Das heißt aber, dass der Pegel aus dem USRP für den regulären Sendebetrieb in jedem Fall nochmal durch qualitativ hochwertige Endstufen stabilisiert werden muss.


Solche Beobachtungen mit einem USRP kann ich absolut nicht bestätigen. Das DAB-Signal eines USRP ist absolut stabil.
Allerdings können sich mit einem Mini-Sender in einem Innenraum tatsächlich größere Signalschwankungen am Empfänger zeigen, was auf ein sehr inhomogenes HF-Feld zurückgeführt werden kann. Im Freien ist ein solches Verhalten dagegen kaum zu beobachten.

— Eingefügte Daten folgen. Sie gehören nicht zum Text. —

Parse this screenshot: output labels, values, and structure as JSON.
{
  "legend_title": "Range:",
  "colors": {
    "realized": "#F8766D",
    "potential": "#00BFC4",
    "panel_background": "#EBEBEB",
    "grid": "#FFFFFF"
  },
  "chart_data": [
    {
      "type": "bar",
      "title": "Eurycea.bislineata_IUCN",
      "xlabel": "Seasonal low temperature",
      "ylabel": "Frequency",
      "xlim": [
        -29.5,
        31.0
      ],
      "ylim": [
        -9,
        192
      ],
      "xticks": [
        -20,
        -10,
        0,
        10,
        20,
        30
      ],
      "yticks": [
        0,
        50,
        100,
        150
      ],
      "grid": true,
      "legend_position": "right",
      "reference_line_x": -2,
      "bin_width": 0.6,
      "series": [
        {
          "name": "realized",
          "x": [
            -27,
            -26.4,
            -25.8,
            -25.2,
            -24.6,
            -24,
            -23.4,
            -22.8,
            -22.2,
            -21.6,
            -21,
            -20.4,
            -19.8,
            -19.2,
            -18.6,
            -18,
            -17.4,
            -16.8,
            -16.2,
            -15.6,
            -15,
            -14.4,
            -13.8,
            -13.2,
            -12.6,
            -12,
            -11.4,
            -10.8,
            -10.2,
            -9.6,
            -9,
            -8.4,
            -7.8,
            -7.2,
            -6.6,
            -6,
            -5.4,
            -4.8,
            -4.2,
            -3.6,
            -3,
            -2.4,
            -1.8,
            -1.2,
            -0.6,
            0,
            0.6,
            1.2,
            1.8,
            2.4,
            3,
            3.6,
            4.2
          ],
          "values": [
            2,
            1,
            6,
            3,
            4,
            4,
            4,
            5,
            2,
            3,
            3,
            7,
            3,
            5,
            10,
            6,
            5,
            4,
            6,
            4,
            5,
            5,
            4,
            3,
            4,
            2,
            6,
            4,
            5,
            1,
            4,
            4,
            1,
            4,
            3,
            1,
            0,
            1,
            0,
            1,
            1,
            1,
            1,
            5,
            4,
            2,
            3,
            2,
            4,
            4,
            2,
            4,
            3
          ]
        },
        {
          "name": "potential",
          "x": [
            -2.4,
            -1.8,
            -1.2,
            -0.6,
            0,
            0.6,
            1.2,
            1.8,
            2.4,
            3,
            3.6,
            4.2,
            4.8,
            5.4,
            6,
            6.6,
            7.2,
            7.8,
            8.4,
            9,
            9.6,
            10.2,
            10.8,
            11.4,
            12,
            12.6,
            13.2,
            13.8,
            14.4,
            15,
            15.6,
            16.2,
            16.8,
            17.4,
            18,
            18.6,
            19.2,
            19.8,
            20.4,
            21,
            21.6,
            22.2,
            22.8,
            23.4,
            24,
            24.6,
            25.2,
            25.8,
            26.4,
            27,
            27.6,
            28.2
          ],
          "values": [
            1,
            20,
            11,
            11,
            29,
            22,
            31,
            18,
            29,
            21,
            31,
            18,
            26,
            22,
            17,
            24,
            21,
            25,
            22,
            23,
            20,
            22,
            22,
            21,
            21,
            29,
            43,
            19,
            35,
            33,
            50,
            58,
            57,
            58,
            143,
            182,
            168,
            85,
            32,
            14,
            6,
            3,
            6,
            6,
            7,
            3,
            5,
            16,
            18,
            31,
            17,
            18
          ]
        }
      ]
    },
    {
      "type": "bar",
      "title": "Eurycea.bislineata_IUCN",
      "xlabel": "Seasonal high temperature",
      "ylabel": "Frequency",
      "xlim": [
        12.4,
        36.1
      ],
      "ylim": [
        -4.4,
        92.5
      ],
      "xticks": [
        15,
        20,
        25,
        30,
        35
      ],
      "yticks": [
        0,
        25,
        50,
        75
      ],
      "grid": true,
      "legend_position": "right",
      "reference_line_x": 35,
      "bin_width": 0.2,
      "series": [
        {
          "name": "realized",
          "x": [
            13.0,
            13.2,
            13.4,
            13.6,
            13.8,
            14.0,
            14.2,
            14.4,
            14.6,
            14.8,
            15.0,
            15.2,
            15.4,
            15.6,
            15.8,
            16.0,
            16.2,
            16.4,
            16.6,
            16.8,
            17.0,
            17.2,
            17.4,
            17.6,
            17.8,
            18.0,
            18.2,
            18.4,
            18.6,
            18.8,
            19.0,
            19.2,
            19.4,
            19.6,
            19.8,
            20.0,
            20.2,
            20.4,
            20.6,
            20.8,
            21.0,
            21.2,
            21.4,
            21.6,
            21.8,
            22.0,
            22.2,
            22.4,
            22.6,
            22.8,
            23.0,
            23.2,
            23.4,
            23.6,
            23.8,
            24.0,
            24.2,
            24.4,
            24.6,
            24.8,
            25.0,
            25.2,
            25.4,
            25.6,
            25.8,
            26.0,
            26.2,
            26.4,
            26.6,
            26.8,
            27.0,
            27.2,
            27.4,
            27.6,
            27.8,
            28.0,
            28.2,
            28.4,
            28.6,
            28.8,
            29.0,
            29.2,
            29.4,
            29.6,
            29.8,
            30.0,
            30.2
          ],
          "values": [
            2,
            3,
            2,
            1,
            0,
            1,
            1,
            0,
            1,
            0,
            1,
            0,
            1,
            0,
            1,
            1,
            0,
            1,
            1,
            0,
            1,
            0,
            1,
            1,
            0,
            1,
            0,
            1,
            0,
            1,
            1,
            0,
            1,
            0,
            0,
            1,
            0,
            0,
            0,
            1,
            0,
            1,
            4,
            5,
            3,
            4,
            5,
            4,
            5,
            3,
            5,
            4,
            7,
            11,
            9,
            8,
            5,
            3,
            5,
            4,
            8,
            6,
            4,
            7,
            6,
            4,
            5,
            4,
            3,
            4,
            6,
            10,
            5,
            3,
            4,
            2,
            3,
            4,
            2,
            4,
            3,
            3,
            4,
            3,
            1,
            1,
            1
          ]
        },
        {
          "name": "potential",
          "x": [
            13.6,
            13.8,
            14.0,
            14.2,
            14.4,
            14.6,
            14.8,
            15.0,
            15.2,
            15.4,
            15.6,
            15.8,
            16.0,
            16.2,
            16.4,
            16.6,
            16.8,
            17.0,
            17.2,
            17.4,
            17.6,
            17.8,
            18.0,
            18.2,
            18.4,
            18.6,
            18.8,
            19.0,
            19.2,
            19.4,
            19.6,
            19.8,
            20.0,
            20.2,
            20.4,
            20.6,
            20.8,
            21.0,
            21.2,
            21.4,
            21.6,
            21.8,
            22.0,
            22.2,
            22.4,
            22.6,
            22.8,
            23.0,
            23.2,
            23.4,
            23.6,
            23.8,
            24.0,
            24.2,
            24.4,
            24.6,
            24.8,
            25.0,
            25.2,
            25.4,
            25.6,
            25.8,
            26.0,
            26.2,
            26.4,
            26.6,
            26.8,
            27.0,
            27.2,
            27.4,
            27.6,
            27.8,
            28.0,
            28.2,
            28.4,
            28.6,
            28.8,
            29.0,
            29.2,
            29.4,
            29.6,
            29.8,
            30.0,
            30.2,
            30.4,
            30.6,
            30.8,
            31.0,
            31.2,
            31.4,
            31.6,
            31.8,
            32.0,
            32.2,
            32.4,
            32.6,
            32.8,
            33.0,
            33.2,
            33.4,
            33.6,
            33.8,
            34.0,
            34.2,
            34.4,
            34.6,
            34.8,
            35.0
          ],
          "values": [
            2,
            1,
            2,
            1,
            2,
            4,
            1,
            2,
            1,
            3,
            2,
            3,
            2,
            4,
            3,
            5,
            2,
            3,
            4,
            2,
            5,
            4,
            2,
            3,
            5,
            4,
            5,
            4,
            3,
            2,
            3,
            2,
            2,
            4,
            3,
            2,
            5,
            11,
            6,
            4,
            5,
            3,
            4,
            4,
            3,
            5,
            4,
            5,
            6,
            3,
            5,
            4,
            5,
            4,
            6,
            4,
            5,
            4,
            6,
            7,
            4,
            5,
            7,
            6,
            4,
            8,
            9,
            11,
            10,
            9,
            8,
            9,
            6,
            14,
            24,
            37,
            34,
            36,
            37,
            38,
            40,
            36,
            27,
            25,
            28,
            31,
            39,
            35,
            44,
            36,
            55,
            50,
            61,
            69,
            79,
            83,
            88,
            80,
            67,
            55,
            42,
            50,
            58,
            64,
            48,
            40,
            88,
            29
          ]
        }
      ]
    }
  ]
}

So weit ich es beurteilen kann, hat ein professioneller DAB-Modulator gegenüber einem USRP in der Regel nur den Vorteil, dass durch den Einsatz von digitaler Precorrection nachfolgende HF-Endstufen effizienter betrieben werden können. Entsprechende Verfahren sind inzwischen aber auch für USRP & Co. in Arbeit...

von DigiBC - am 18.03.2017 11:46
Ich kann mir auch gerade nicht vorstellen, dass es da ein prinzipielles Problem geben soll. Die DACs der USRP-Varianten sind alle mindestens 12Bit, das ist vermutlich mehr, als die ersten Profi-DAB-Modulatoren hatten. Evtl. sind drangehängte Preamps etwas zu nahe an der Intermodulationsgrenze betrieben, das ruiniert die Signalqualität schon arg. Der analoge Teil braucht wirklich Erfahrung und kostet...

Oder es ist halt noch irgendwo ein blöder Coding-Fehler drin. Bei meinem Modulator hatte ich anfangs die letzten 8 Träger vergessen, das ist bei der Fehlerrate erstaunlicherweise nicht gross aufgefallen ;)

von Georg A. - am 18.03.2017 13:32
Das mit dem sehr inhomogenen HF-Feld bei kleinen Leistungen kann natürlich die wesentliche Erklärung für meine Beobachtungen sein. Am Sonntag bei etwas schwieriger Wetterlage konnte ich derartiges unterwegs (mit der Anzeige am Micro75DAB+) bei 8A auch beobachten, wenn ich mich hinter Gebäuden befand, die die Empfangsrichtung abschatteten und wenig geeignete Reflexionspunkte in Sichtweite waren (auch wenn ich stehen blieb).